First, I finally got that bedamned daggerboard trunk glued up. Somehow, I wasnt forward thinking enough, and I glassed up the daggerboard without really giving much thought to how it fit in the already made trunk. Well, I did but discounted further planing on of the daggerboard and decided that I was done with all the planing and sanding thank-you-very-much and whatever I had, I had.

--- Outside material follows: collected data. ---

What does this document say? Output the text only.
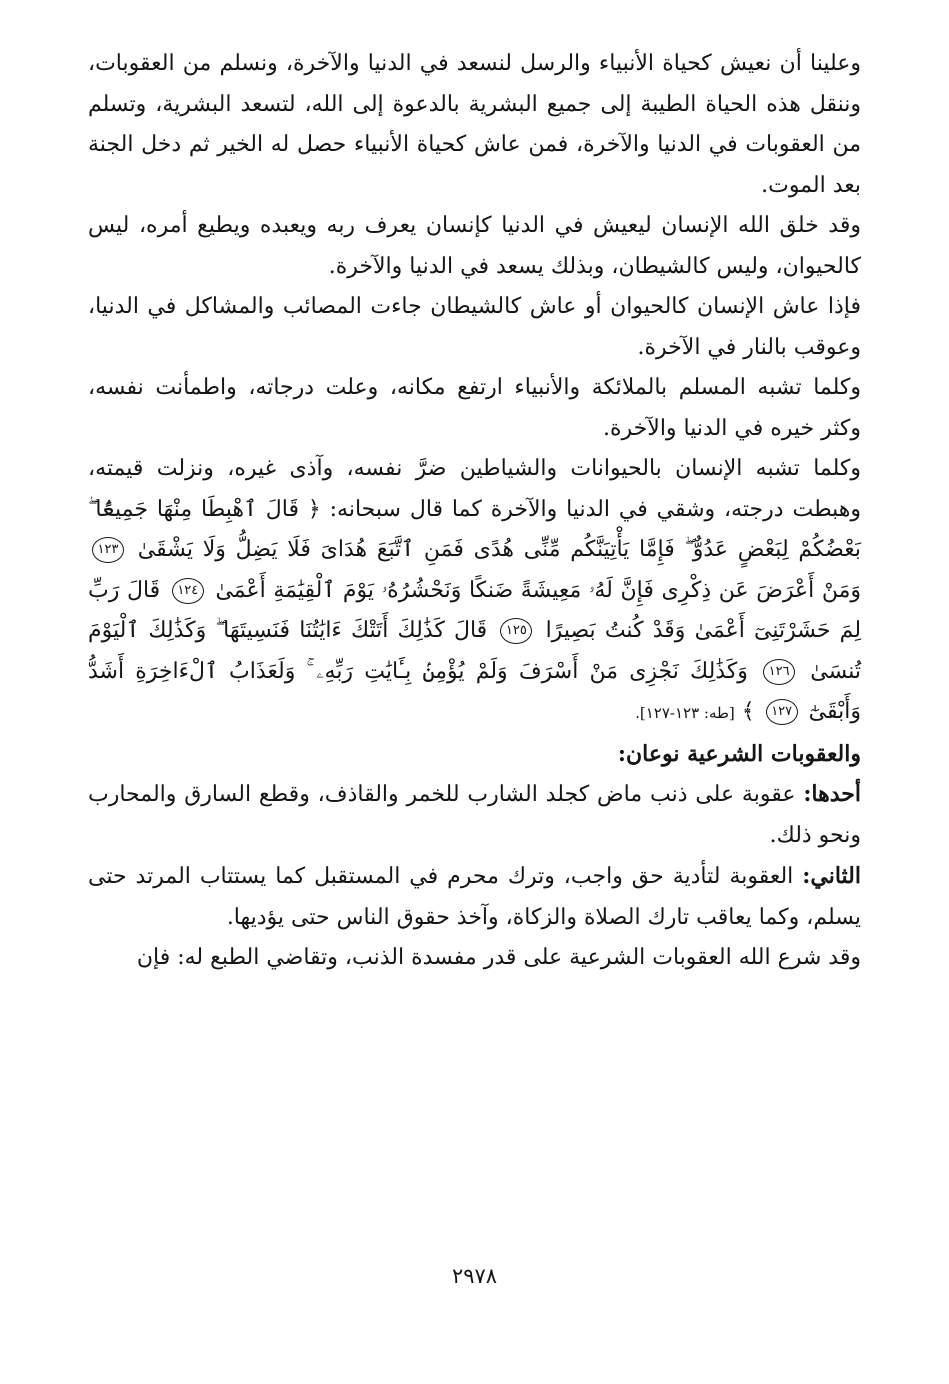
وعلينا أن نعيش كحياة الأنبياء والرسل لنسعد في الدنيا والآخرة، ونسلم من العقوبات، وننقل هذه الحياة الطيبة إلى جميع البشرية بالدعوة إلى الله، لتسعد البشرية، وتسلم من العقوبات في الدنيا والآخرة، فمن عاش كحياة الأنبياء حصل له الخير ثم دخل الجنة بعد الموت.

وقد خلق الله الإنسان ليعيش في الدنيا كإنسان يعرف ربه ويعبده ويطيع أمره، ليس كالحيوان، وليس كالشيطان، وبذلك يسعد في الدنيا والآخرة.

فإذا عاش الإنسان كالحيوان أو عاش كالشيطان جاءت المصائب والمشاكل في الدنيا، وعوقب بالنار في الآخرة.

وكلما تشبه المسلم بالملائكة والأنبياء ارتفع مكانه، وعلت درجاته، واطمأنت نفسه، وكثر خيره في الدنيا والآخرة.

وكلما تشبه الإنسان بالحيوانات والشياطين ضرَّ نفسه، وآذى غيره، ونزلت قيمته، وهبطت درجته، وشقي في الدنيا والآخرة كما قال سبحانه: ﴿ قَالَ ٱهْبِطَا مِنْهَا جَمِيعًۢا ۖ بَعْضُكُمْ لِبَعْضٍ عَدُوٌّ ۖ فَإِمَّا يَأْتِيَنَّكُم مِّنِّى هُدًى فَمَنِ ٱتَّبَعَ هُدَاىَ فَلَا يَضِلُّ وَلَا يَشْقَىٰ ١٢٣ وَمَنْ أَعْرَضَ عَن ذِكْرِى فَإِنَّ لَهُۥ مَعِيشَةً ضَنكًا وَنَحْشُرُهُۥ يَوْمَ ٱلْقِيَٰمَةِ أَعْمَىٰ ١٢٤ قَالَ رَبِّ لِمَ حَشَرْتَنِىٓ أَعْمَىٰ وَقَدْ كُنتُ بَصِيرًا ١٢٥ قَالَ كَذَٰلِكَ أَتَتْكَ ءَايَٰتُنَا فَنَسِيتَهَا ۖ وَكَذَٰلِكَ ٱلْيَوْمَ تُنسَىٰ ١٢٦ وَكَذَٰلِكَ نَجْزِى مَنْ أَسْرَفَ وَلَمْ يُؤْمِنۢ بِـَٔايَٰتِ رَبِّهِۦ ۚ وَلَعَذَابُ ٱلْءَاخِرَةِ أَشَدُّ وَأَبْقَىٰٓ ١٢٧ ﴾ [طه: ١٢٣-١٢٧].

والعقوبات الشرعية نوعان:

أحدها: عقوبة على ذنب ماض كجلد الشارب للخمر والقاذف، وقطع السارق والمحارب ونحو ذلك.

الثاني: العقوبة لتأدية حق واجب، وترك محرم في المستقبل كما يستتاب المرتد حتى يسلم، وكما يعاقب تارك الصلاة والزكاة، وآخذ حقوق الناس حتى يؤديها.

وقد شرع الله العقوبات الشرعية على قدر مفسدة الذنب، وتقاضي الطبع له: فإن

٢٩٧٨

This was most unfortunate, because I few more minutes of planing would have produced a superior quality board, and it would have fit in my daggerboard case. So then I was stuck with the project of widening my case, but only by 2-3mm at most because really, all I needed was 1-2mm.
Fortunately, I found 3mm Okoume marine plywood at Goose Bay Lumber, and cut it to fit over the framing for the trunk. This widened the trunk appropriately. Here is the widening sequence in pictures:
Very self-explanatory, I think.
Next, I still struggle with the hardward issues for the rudder and transom gudgeons. I dont know how Im going to get this rudder assembly attached to the boat. The problem is that the hole to accomodate the tiller does not have the vertical clearance required to use a gudgeon-pintle scheme, which is by far the most convenient. I toyed around with it and thought about enlarging my tiller-hole, but my pintle arms didnt fit around the rudder cassette. A second order of larger, more heavy-duty gudgeons for rudder and transom fit great, except not with each other, and the arms were too long for the spacer in the cassette... A rod pushed through the gudgeons would not have fit cleanly and I would have had a clunky feeling rudder, the round peg in an oval opening thing, if you can visualize that. So I still sit, wondering how I will fix this conundrum. Many people have done it successfully, but Im still hunting around for the best hardware.
Because of all this drama, I have delayed gluing on the rear seat. I got tired of having it loose, and glued it on before I left. Here, yet again, is my "Forest of Bricks" holding it all down.